Poco importa, dunque, che molte opere da lui vendute più che a capolavori assomiglino a costosissimi soprammobili (ad esempio quelle di Damien Hirst, per stessa ammissione di Saatchi): «Potremmo anche dire che i dipinti di Rothko assomigliano a dei bei tappeti. Non è un crimine per l’arte essere decorativa».
Charles dice la sua anche sulla conservazione del patrimonio culturale. Pensa, per esempio, che i governi dovrebbero spendere un sacco di soldi per riportare in patria i propri capolavori: «A costo di essere linciato - un’altra volta - dalla ciurma dei critici d’arte, penso non ci sia più bisogno di salvare quadri per la nazione, a spese del sostegno all’arte contemporanea: che differenza fa se un Tiziano è esposto alla National Gallery, al Louvre o agli Uffizi? Non siamo nel Diciottesimo secolo: la gente viaggia.
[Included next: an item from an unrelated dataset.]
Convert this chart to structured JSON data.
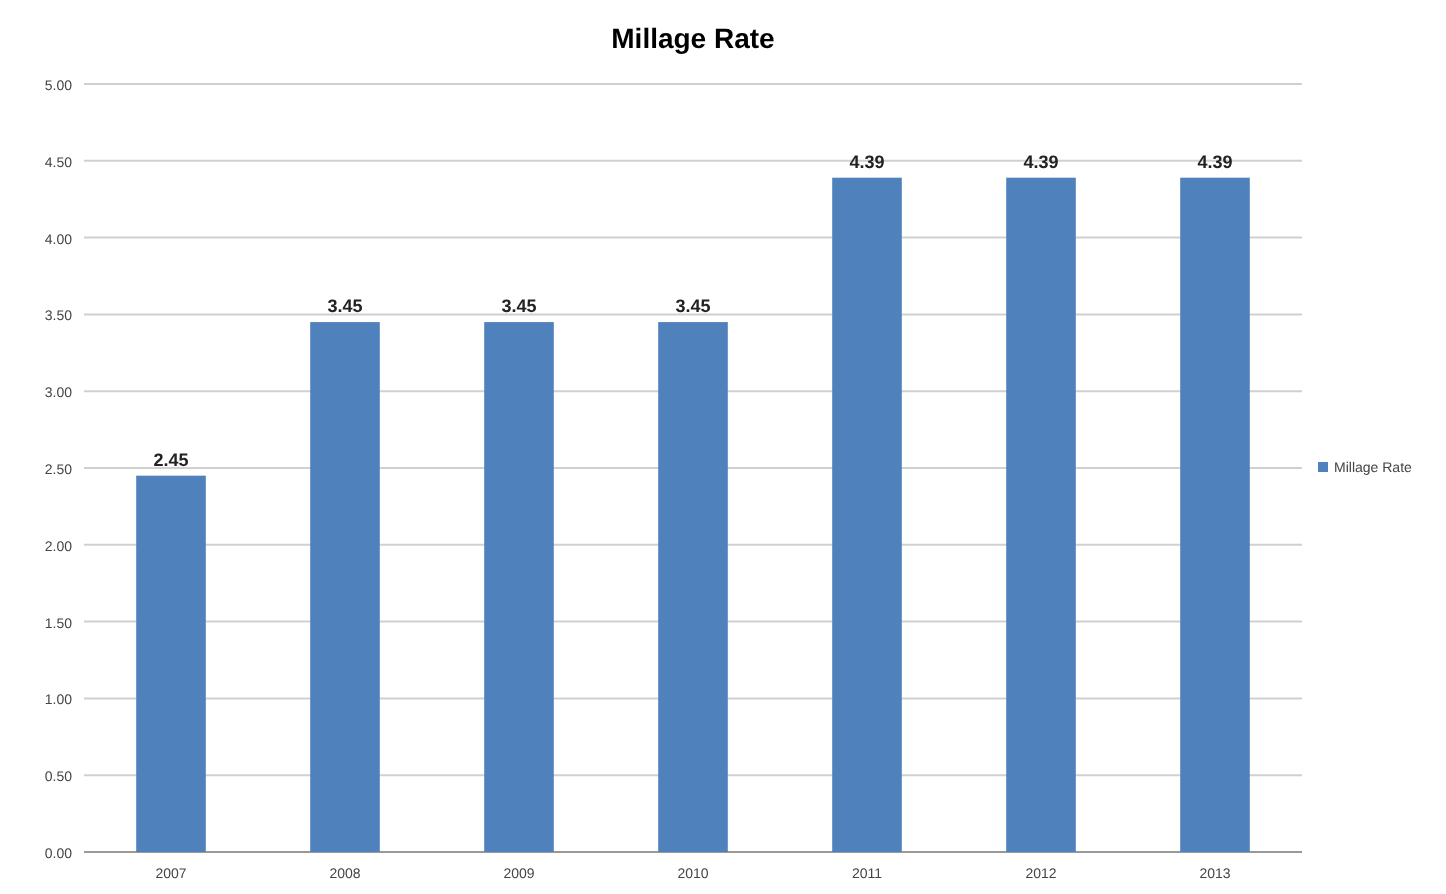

Non è necessario essere nazionalistici con i tesori dell’arte mondiale».
In ogni caso, è consigliabile anche per i privati non spendere troppi soldi in quadri e sculture. Se uno avesse qualche migliaio di euro, secondo King Charles farebbe meglio a comprare «premium bond. L’arte non è un investimento a meno che tu non sia molto, molto fortunato e batta i professionisti sul loro stesso terreno».